The Nutcracker
Symphony Space
December 6, 2014 (3 PM matinee)
Dance Conservatory Performance Project
Artistic Director, Valentina Kozlova
Music, P.I. Tchaikovsky
Choreography Act I, Margo Sappington
Staging Act II, Valentina Kozlova
This version of the beloved holiday classic, The Nutcracker, is less a focus on technical brilliance and more a charming family event with a host of young (and very young dancers). I went with two teenage girls, both veterans of other performances including the iconic New York City Ballet version. We agreed that the dancers worked hard and danced their little hearts out and that a huge amount of time and effort, to say nothing of a lot of rehearsals, went into the performance.
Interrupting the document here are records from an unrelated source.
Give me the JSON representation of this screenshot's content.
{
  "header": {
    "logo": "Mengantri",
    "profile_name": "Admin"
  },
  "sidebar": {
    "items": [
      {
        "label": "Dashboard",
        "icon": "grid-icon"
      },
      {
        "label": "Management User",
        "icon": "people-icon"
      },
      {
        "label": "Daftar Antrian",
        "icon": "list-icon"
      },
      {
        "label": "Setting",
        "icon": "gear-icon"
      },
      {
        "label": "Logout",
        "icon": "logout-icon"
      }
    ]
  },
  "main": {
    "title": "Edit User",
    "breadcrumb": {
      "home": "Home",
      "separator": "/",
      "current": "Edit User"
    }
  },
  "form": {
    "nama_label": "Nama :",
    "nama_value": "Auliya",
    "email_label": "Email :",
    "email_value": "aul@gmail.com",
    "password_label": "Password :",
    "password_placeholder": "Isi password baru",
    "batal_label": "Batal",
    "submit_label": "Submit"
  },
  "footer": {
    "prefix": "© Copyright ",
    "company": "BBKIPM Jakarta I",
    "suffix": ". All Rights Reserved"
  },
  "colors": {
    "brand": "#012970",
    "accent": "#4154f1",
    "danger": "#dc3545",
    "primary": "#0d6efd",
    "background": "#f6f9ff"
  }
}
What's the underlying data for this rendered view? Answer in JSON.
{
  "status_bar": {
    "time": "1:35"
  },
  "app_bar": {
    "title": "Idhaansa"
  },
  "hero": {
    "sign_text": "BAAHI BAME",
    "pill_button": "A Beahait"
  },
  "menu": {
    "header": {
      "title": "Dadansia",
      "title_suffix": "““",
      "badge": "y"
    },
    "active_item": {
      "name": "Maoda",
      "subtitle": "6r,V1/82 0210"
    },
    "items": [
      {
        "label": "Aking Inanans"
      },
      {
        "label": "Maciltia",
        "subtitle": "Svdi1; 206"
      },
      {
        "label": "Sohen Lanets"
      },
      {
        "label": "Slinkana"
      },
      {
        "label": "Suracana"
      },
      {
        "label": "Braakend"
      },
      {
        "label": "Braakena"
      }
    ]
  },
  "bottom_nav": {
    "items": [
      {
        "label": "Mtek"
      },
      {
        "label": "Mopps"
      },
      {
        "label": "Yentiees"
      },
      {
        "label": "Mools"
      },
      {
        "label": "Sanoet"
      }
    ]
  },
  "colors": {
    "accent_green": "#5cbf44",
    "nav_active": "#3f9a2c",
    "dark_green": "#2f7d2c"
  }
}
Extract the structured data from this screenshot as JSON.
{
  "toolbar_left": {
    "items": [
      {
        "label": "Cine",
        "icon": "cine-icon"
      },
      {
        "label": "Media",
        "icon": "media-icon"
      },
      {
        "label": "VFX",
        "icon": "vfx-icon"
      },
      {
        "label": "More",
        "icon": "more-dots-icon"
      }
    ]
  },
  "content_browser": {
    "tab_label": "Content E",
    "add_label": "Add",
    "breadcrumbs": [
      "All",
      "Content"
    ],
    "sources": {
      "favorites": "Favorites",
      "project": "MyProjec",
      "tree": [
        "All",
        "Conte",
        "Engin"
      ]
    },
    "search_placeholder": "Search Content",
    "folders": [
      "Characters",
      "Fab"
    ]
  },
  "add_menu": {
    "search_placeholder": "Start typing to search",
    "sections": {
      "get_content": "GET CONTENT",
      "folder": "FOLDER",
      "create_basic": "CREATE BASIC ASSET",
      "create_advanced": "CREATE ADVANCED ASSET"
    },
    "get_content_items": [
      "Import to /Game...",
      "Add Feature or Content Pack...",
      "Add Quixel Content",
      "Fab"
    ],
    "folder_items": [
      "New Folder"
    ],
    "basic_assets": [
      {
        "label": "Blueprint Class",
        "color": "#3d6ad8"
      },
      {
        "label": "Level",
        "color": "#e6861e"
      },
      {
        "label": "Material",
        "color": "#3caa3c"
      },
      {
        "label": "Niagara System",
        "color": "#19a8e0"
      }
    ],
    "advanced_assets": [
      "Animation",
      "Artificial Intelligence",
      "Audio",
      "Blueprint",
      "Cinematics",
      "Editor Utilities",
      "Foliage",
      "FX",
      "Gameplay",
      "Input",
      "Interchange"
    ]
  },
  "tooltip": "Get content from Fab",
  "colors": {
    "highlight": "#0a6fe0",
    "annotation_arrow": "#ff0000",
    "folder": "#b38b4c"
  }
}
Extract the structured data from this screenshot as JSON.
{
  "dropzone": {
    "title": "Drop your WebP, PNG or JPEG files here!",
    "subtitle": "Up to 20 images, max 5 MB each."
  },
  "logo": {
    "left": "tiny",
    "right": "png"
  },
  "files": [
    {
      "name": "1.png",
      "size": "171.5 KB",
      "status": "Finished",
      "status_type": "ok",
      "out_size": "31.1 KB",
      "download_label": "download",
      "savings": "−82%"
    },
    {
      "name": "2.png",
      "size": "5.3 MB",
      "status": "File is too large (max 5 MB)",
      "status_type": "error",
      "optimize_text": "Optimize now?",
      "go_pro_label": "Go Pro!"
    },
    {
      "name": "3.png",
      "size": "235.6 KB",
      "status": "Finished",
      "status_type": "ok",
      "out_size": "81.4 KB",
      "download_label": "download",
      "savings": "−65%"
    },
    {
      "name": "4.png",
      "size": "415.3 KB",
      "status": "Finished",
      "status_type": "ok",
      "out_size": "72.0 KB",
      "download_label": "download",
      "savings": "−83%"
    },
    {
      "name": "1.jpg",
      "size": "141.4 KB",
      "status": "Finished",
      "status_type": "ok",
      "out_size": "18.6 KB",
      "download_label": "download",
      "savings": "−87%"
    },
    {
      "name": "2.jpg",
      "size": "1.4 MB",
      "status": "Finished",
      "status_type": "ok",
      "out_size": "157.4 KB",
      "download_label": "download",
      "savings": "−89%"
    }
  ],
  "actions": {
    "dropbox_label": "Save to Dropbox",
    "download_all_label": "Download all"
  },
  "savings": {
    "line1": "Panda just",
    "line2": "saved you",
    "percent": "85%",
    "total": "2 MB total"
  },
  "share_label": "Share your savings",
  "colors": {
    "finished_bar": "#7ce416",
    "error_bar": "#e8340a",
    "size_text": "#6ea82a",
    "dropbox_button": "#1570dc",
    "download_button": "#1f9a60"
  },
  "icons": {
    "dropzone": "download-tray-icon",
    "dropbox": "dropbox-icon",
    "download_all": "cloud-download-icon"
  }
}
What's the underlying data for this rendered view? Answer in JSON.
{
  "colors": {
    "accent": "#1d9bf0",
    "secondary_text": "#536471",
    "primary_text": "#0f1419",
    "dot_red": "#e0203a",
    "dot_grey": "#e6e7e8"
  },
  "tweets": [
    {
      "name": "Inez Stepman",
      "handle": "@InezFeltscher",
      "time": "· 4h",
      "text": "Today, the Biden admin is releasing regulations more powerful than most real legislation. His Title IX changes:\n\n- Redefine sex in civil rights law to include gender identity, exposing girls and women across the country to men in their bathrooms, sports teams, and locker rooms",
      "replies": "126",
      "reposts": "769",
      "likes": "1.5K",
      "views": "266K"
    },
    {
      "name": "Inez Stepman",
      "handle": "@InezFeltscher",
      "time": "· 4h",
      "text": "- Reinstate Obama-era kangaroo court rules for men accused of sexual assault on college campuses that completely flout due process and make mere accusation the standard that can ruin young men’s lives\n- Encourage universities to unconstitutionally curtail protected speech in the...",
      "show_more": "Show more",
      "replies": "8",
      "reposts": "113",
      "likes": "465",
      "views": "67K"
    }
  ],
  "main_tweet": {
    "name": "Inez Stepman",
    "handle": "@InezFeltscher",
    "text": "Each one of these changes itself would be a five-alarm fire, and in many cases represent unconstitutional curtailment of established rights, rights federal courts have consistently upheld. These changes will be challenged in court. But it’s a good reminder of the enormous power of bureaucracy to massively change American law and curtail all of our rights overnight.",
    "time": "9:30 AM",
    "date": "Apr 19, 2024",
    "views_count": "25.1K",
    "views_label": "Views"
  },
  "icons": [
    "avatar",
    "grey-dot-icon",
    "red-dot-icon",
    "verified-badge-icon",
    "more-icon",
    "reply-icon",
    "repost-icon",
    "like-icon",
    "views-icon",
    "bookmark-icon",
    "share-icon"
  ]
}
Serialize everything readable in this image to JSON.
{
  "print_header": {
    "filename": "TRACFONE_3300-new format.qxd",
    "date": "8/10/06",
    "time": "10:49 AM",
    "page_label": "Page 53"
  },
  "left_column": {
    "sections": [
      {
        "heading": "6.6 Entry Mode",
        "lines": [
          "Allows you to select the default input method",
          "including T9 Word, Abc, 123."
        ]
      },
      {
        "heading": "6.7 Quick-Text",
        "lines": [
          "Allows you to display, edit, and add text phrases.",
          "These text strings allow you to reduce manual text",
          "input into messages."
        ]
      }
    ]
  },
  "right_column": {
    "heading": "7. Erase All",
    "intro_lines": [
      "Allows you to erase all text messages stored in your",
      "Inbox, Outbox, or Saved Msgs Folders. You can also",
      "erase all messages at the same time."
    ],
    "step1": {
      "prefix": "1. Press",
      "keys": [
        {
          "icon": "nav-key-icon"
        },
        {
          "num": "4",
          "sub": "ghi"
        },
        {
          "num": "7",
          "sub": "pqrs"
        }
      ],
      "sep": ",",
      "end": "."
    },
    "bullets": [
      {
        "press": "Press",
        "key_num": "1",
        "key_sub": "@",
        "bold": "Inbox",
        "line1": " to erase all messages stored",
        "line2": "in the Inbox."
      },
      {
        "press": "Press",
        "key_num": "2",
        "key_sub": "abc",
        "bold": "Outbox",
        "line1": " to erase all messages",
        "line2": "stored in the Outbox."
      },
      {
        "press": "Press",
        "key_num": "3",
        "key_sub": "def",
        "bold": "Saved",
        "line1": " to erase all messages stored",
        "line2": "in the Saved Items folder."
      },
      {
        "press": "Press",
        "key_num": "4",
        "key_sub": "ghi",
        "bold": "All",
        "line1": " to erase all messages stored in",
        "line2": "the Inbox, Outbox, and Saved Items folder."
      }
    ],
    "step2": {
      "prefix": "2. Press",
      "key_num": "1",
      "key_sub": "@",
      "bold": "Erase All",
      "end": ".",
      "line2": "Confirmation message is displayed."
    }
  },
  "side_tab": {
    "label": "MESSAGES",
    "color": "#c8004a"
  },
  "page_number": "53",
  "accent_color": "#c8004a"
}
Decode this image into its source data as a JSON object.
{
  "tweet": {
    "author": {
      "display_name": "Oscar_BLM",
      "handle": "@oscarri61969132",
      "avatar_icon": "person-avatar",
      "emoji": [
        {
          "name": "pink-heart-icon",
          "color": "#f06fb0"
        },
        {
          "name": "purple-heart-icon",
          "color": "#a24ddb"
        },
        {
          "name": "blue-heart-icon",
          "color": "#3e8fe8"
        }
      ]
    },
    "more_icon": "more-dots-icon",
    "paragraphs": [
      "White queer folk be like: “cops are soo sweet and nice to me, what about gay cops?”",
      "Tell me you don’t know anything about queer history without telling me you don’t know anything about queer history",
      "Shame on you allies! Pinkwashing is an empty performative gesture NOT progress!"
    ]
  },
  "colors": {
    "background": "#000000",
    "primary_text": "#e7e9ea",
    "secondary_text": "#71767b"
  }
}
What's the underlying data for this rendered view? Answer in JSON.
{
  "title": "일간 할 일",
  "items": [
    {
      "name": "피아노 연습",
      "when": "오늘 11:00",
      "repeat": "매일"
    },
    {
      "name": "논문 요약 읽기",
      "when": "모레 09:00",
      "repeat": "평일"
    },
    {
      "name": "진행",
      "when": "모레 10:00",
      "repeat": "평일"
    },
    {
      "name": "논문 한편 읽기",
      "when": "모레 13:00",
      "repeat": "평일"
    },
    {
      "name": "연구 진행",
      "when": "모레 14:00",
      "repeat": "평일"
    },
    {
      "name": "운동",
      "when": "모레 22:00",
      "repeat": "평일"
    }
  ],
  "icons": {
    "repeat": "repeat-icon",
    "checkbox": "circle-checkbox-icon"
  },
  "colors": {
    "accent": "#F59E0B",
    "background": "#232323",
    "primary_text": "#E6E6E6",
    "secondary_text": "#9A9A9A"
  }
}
“Where is the transition?” one teen asked me. “One minute we’re at the family party and then we’re suddenly in the middle of the mouse battle. For a minute or two I was confused.” She had a good point. Because this presentation caters to relatively inexperienced performers, classic choreography is sometimes swept aside and simpler steps substituted. The same simplicity is true of the sets of which there are two, a backdrop for the holiday party at the family home for Act l and another for Act ll’s Land of the Sweets. The scene where Clara dreams in bed while snow falls and we’re swept to the woods isn’t staged as such, hence my companion’s confusion.
“I thought the person who comes to the party with presents was a man,” said the other teen. I explained that gender had been switched to accommodate Margo Sappington, who has morphed into the elegant, imposing Baroness Drossselmeyer.
On the very positive side, the kids are adorable and well-trained right down to the group of prancing reindeer (not part of the 1882 version choreographed by the great Marius Petipa) who would draw smiles from the Grinch himself. So what if some groups of fairies or snow angels don’t quite have their steps down? They’re working hard and are entirely into the show.
Among the standout performances, Mari Bell and Revital Naroditski caught the wind-up toy action of the Ballerina Dolls beautifully while astonishingly young Nikita Boris made a pretty-in-pink Sugar Plum Fairy and her Pas de Deux with her Cavalier had a lot of soul if a few glitches in the lifts. Brecke Swan wrung every inch of Odalisque manner out of the Arabian solo while Caroline Grossman danced a poised, convincing Clara. The costumes, especially those in Act l, are good-looking although the peach and green dresses in one Act ll divertissement were floppy and lent pounds to even the most svelte bodies.
The production relied largely on students from the Valentina Kozlova Dance Conservatory of New York that trains pre-professional and primary students for professional careers in dance. Everyone involved with this large, thoroughly enjoyable undertaking deserves all the applause – and bouquets – they received.